Brasil tomará diversas medidas até o fim do ano para alcançar as metas do superávit primário estabelecido pelo FMI e já aponta possíveis culpados das despesas do Governo.
Viviane Tavares - EPSJV/Fiocruz | 14/11/2013 09h00 - Atualizado em 01/07/2022 09h46

Em nota oficial destinada à imprensa, o Banco Central anunciou que o setor público registrou déficit primário de R$ 9 bilhões em setembro de 2013e o Governo Central apresentou déficit primário de R$ 10,8 bilhões no mesmo mês. No dia seguinte, as notícias de jornais e especialistas já apontavam a consequência: o Brasil não conseguirá alcançar as metas do superávit primário se não tomar providências. Como uma das soluções para este cenário é a redução, principalmente, dos gastos sociais, duas propostas centrais já foram apontadas: frear as despesas com o seguro desemprego e com a previdência social. A primeira foi anunciada pelo Ministro da Fazenda, Guido Mantega, que já estudou alternativas que possam diminuir custos e coibir fraudes ao pedir o seguro desemprego. A segunda vem sendo atacada ao longo do tempo, e em tempos de vacas magras é sempre lembrada como maneira de enxugar o orçamento público.

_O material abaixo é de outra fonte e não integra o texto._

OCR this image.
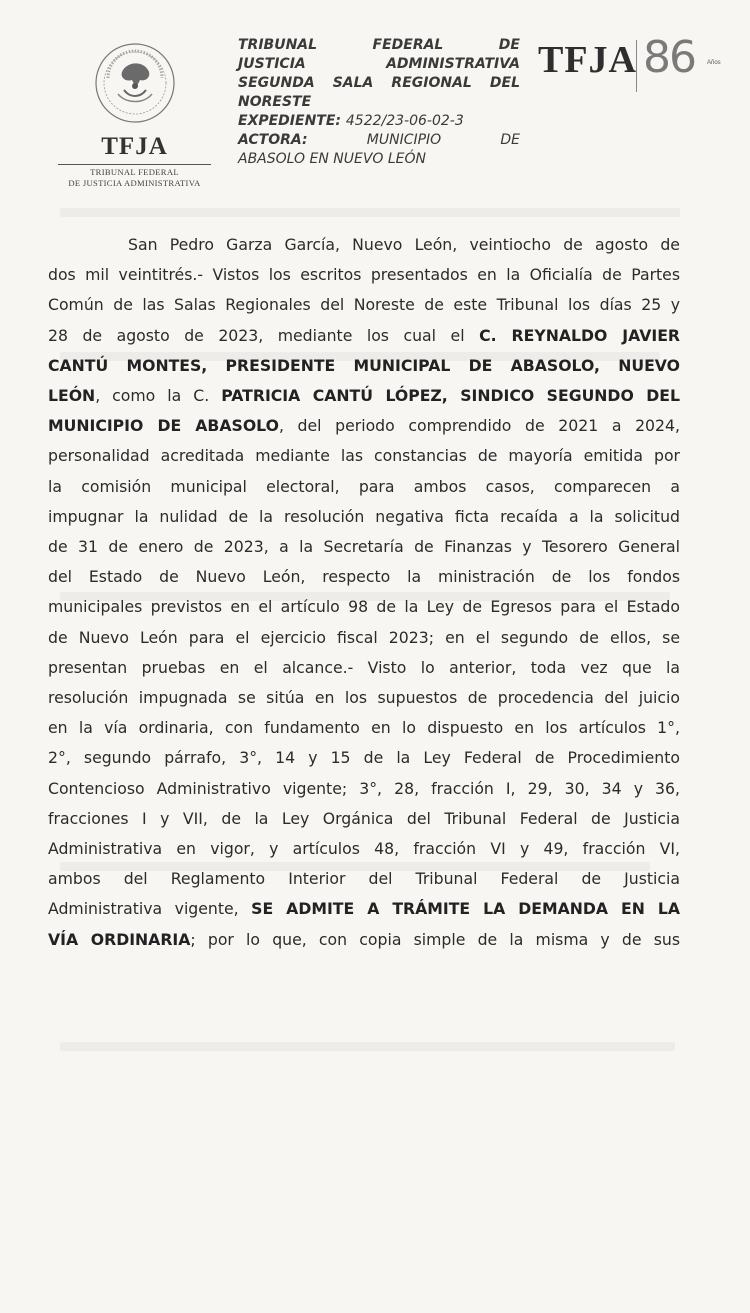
TFJA
TRIBUNAL FEDERAL
DE JUSTICIA ADMINISTRATIVA
TRIBUNAL FEDERAL DE
JUSTICIA ADMINISTRATIVA
SEGUNDA SALA REGIONAL DEL
NORESTE
EXPEDIENTE: 4522/23-06-02-3
ACTORA:	MUNICIPIO	DE
ABASOLO EN NUEVO LEÓN
TFJA 86 Años
San Pedro Garza García, Nuevo León, veintiocho de agosto de
dos mil veintitrés.- Vistos los escritos presentados en la Oficialía de Partes
Común de las Salas Regionales del Noreste de este Tribunal los días 25 y
28 de agosto de 2023, mediante los cual el C. REYNALDO JAVIER
CANTÚ MONTES, PRESIDENTE MUNICIPAL DE ABASOLO, NUEVO
LEÓN, como la C. PATRICIA CANTÚ LÓPEZ, SINDICO SEGUNDO DEL
MUNICIPIO DE ABASOLO, del periodo comprendido de 2021 a 2024,
personalidad acreditada mediante las constancias de mayoría emitida por
la comisión municipal electoral, para ambos casos, comparecen a
impugnar la nulidad de la resolución negativa ficta recaída a la solicitud
de 31 de enero de 2023, a la Secretaría de Finanzas y Tesorero General
del Estado de Nuevo León, respecto la ministración de los fondos
municipales previstos en el artículo 98 de la Ley de Egresos para el Estado
de Nuevo León para el ejercicio fiscal 2023; en el segundo de ellos, se
presentan pruebas en el alcance.- Visto lo anterior, toda vez que la
resolución impugnada se sitúa en los supuestos de procedencia del juicio
en la vía ordinaria, con fundamento en lo dispuesto en los artículos 1°,
2°, segundo párrafo, 3°, 14 y 15 de la Ley Federal de Procedimiento
Contencioso Administrativo vigente; 3°, 28, fracción I, 29, 30, 34 y 36,
fracciones I y VII, de la Ley Orgánica del Tribunal Federal de Justicia
Administrativa en vigor, y artículos 48, fracción VI y 49, fracción VI,
ambos del Reglamento Interior del Tribunal Federal de Justicia
Administrativa vigente, SE ADMITE A TRÁMITE LA DEMANDA EN LA
VÍA ORDINARIA; por lo que, con copia simple de la misma y de sus
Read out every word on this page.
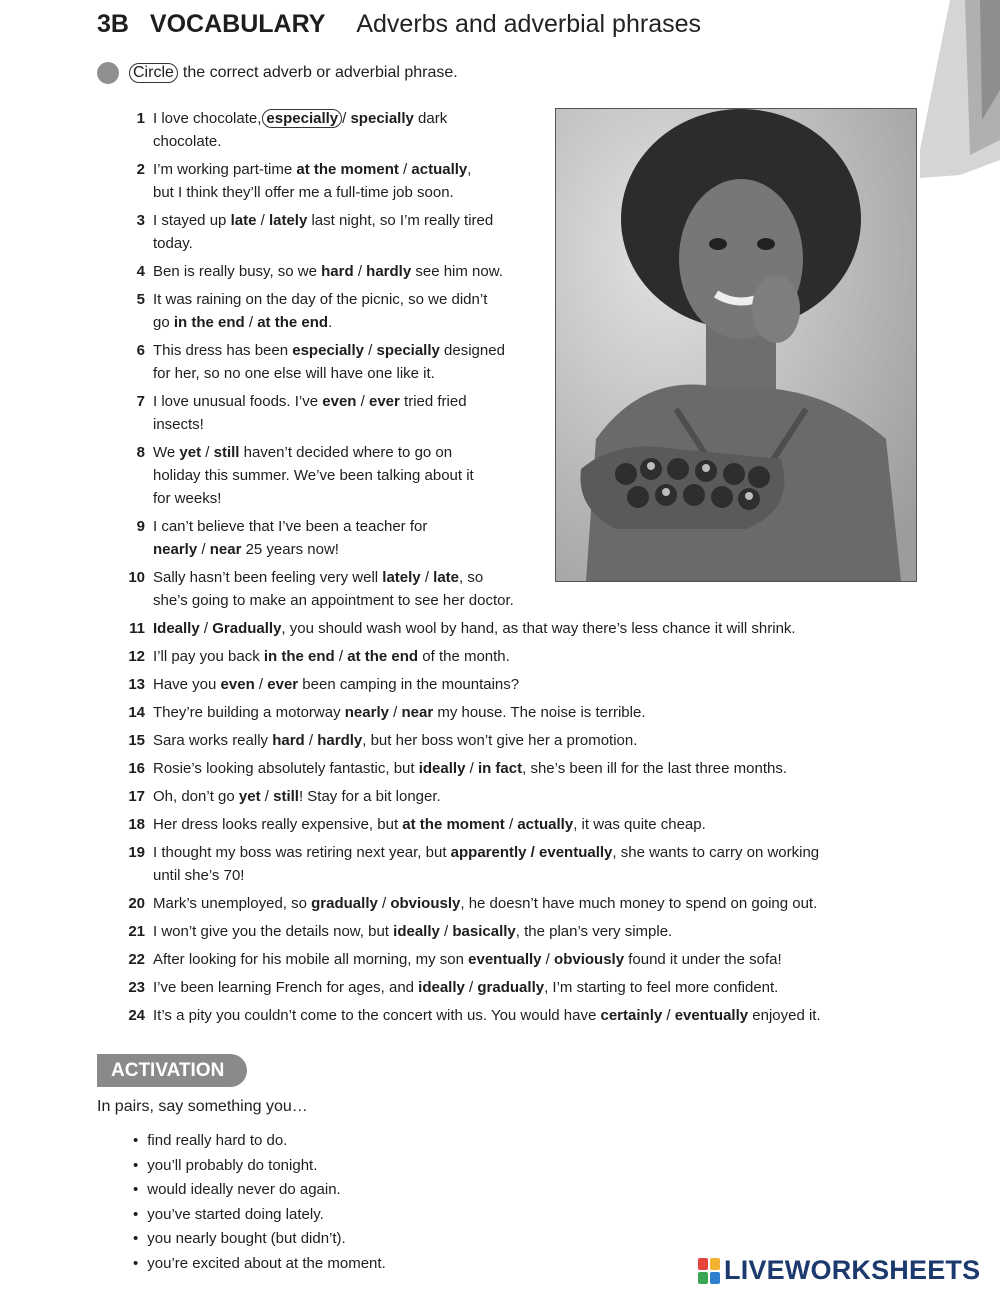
3B VOCABULARY Adverbs and adverbial phrases
Circle the correct adverb or adverbial phrase.
1 I love chocolate, especially / specially dark
chocolate.
2 I’m working part-time at the moment / actually,
but I think they’ll offer me a full-time job soon.
3 I stayed up late / lately last night, so I’m really tired
today.
4 Ben is really busy, so we hard / hardly see him now.
5 It was raining on the day of the picnic, so we didn’t
go in the end / at the end.
6 This dress has been especially / specially designed
for her, so no one else will have one like it.
7 I love unusual foods. I’ve even / ever tried fried
insects!
8 We yet / still haven’t decided where to go on
holiday this summer. We’ve been talking about it
for weeks!
9 I can’t believe that I’ve been a teacher for
nearly / near 25 years now!
10 Sally hasn’t been feeling very well lately / late, so
she’s going to make an appointment to see her doctor.
11 Ideally / Gradually, you should wash wool by hand, as that way there’s less chance it will shrink.
12 I’ll pay you back in the end / at the end of the month.
13 Have you even / ever been camping in the mountains?
14 They’re building a motorway nearly / near my house. The noise is terrible.
15 Sara works really hard / hardly, but her boss won’t give her a promotion.
16 Rosie’s looking absolutely fantastic, but ideally / in fact, she’s been ill for the last three months.
17 Oh, don’t go yet / still! Stay for a bit longer.
18 Her dress looks really expensive, but at the moment / actually, it was quite cheap.
19 I thought my boss was retiring next year, but apparently / eventually, she wants to carry on working
until she’s 70!
20 Mark’s unemployed, so gradually / obviously, he doesn’t have much money to spend on going out.
21 I won’t give you the details now, but ideally / basically, the plan’s very simple.
22 After looking for his mobile all morning, my son eventually / obviously found it under the sofa!
23 I’ve been learning French for ages, and ideally / gradually, I’m starting to feel more confident.
24 It’s a pity you couldn’t come to the concert with us. You would have certainly / eventually enjoyed it.
ACTIVATION
In pairs, say something you…
• find really hard to do.
• you’ll probably do tonight.
• would ideally never do again.
• you’ve started doing lately.
• you nearly bought (but didn’t).
• you’re excited about at the moment.	LIVEWORKSHEETS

Uma das principais razões para o clamor da reforma é que a previdência é deficitária, ou seja, atualmente o financiamento dela determinado pela Constituição - contribuições por parte do empregador por meio da folha de salários, receita ou faturamento e lucro; dos trabalhadores e segurados da previdência social, concursos de prognósticos (loteria, por exemplo) e impostação de bens e serviços - não são suficientes. Realidade desmentida por diversos grupos de pesquisadores.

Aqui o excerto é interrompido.